Questo è la vita del servo accanto a Dio. Vive insieme al suo Signore e diventa sempre più simile a lui. Diventa a sua volta un Cristo per altre persone. E qui c’entrano anche le opere che quel servo compie, che sono buone e desiderate e senz’altro il suo Signore si compiace per esse. Però il servo rimane sempre un servo e non diventa padrone solo perché ha fatto il suo dovere. – Forse questo è un insegnamento che talvolta ci fa bene sentire. Noi che ci chiamiamo discepoli di Cristo, noi che ci affidiamo a lui siamo e rimaniamo solo servi che alla fin fine sono inutili.

E Lutero sottolinea: solo in quest’atto di sottomissione o svuotamento dell’egocentrismo umano, diventiamo: «da infelici e superbi dei, uomini veri, cioè bisognosi e peccatori».

Questa è la verità sulla nostra vita, la nostra vera creaturalità: essere peccatori bisognosi. Abbiamo noi bisogno del Signore, non è che lui ha bisogno di noi.

Per Lutero questa è stata una scoperta liberante. Forse sembra strano, ma se penso ai poteri del nostro mondo che cercano tutti in qualche modo di sottometterci, riesco anch’io a cogliere la libertà sapendo che sono sotto il potere di un unico Signore che è però molto diverso di tutti i signori di questo mondo.

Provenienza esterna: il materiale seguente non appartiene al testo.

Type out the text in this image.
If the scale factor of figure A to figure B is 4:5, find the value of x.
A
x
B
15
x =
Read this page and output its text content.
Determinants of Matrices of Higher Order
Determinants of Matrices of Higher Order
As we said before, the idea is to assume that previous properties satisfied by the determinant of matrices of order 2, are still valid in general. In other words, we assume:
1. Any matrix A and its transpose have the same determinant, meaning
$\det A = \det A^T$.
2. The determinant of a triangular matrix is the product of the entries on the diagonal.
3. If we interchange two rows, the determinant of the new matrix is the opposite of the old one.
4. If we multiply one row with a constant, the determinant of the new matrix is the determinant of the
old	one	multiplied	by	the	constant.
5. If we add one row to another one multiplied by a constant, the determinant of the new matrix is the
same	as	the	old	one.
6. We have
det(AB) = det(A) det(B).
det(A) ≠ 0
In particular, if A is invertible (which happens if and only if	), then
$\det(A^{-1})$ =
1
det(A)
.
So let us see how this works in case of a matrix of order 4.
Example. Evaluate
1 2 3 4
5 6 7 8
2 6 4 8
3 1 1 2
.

Il nostro testo si trova nel vangelo di Luca nel momento della preparazione a ciò che viene. Vorrei concludere leggendovi invece dallo stesso vangelo la prospettiva escatologica che Luca apre vari capitoli dopo. Anche lì parla del Signore che stavolta è senz’altro da identificare con Dio e i suoi servi e dice: Beati quei servi che il padrone, arrivando, troverà vigilanti! In verità io vi dico che egli si rimboccherà le vesti, li farà mettere a tavola e passerà a servirli. (Lc 12,37)

Questo è il Signore che conosco e al quale mi sottometto volentieri e di pieno cuore sapendo che proprio così acquisto piena libertà.